The MMDAs have been collecting revenues and also have access to District Assembly Common Fund which has a provision for sanitation; therefore, it isn’t the lack of financial resources. The Ministry of Local Government and Rural Government must begin to put its acts together and ensure that MMDAs and the Environmental Health Directorate don’t slack in performing a duty that they have been mandated to undertake.
Sanitation is a crucial matter. It’s one of the development issues that have been specified in the Sustainable Development Goals, 2015. Sanitation is captured in Goal Six (6) with its accompanied targets, “ensure availability and sustainable management of water and sanitation for all”. The only way to achieve this goal is to mount the needed pressure on MMDAs to achieve this nationally and at the grass root level.

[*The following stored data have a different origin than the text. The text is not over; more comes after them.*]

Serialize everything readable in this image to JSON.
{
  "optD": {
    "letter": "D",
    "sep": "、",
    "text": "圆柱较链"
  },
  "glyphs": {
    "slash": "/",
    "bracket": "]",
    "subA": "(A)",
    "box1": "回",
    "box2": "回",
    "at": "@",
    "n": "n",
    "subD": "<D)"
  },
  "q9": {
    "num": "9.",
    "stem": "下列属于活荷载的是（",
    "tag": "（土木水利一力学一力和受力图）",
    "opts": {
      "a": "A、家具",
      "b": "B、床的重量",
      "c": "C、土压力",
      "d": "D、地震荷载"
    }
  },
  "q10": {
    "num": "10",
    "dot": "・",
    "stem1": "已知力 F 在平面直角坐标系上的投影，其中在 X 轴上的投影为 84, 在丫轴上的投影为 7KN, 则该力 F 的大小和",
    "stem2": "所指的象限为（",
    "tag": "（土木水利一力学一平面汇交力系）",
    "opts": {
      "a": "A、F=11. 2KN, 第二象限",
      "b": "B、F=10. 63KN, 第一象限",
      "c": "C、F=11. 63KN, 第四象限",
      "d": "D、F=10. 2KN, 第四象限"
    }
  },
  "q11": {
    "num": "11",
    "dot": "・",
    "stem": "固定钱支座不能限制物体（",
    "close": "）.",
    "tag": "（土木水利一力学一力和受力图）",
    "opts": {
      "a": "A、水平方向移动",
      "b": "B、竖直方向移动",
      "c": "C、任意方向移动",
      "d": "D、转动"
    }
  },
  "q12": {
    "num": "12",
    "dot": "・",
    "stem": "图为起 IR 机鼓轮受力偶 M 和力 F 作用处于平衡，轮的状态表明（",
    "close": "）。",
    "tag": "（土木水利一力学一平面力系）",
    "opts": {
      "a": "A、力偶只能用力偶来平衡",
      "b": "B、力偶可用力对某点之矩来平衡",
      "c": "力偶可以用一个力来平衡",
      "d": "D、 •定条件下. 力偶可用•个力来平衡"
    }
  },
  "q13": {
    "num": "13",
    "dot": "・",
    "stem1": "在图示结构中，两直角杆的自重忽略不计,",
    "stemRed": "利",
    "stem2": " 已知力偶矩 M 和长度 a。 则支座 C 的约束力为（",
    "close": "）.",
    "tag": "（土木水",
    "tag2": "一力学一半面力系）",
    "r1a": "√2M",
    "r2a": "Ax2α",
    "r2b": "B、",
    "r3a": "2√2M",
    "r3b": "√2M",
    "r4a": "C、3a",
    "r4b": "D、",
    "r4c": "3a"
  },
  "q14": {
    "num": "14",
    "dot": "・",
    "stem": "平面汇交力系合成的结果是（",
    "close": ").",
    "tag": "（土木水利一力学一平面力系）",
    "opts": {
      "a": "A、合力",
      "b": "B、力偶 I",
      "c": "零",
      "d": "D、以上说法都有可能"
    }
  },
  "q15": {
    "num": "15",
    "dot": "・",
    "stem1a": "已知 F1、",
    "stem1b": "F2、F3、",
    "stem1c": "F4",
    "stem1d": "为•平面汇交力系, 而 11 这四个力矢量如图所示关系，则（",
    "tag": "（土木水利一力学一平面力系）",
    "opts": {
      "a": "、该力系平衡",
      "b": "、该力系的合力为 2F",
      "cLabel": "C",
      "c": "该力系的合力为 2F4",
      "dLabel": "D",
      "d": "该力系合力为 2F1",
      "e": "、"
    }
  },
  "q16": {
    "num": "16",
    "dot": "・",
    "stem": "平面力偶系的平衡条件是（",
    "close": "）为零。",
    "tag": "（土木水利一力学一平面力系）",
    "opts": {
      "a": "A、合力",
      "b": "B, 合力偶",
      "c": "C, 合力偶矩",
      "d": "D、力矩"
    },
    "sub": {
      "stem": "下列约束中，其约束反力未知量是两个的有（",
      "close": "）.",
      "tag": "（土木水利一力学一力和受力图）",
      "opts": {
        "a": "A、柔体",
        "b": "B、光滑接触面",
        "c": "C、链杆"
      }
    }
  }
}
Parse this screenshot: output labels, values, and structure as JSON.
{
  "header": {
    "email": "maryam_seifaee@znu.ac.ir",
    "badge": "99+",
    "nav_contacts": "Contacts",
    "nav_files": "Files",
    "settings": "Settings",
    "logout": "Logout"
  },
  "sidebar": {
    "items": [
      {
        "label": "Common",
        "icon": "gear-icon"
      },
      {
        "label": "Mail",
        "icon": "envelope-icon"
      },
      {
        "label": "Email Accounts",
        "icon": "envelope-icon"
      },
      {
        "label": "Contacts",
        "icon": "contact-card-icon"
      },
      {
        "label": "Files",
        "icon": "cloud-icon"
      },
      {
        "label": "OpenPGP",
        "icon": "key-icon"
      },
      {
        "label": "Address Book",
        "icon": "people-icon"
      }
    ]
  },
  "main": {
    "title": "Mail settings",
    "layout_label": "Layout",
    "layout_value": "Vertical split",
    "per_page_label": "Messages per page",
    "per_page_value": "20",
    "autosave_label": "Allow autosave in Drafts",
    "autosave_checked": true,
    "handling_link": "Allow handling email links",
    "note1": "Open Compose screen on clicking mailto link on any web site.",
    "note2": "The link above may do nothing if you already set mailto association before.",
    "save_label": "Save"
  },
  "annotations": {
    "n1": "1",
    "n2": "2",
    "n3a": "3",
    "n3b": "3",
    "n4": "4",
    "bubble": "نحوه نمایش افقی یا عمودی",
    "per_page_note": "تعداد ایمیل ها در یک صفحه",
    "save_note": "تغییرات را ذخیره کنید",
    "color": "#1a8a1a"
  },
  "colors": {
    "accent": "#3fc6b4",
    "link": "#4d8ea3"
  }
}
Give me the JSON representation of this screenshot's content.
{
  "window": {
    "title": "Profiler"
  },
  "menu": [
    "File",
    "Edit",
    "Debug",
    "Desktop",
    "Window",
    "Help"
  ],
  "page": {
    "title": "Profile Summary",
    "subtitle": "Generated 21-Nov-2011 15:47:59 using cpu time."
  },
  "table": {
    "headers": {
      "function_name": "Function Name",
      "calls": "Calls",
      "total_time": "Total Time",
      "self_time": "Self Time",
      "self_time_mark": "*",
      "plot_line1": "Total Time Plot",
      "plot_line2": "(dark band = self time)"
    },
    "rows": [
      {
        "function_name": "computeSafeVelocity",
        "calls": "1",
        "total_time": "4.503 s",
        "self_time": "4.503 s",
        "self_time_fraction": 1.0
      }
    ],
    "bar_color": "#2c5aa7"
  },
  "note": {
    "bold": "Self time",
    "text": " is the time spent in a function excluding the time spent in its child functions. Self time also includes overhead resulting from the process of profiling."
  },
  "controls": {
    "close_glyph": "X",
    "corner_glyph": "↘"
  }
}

National Sanitation is a laudable idea; it is one thing to bring a laudable idea, and another, to ensure its implementation by the relevant agencies. Since its launch, the day – the first Saturday of every month, has been graced by a Minister for Local Government and Rural Development or the deputy.
This trend since its inception has not helped its sustainability; the day and the activity revolves around the minister or the deputy, instead of the Mayors and Chief Executives who live in the towns and cities. Consequently, in the absence of the minister or the deputy, there is no show – a clear evidence of eye-service.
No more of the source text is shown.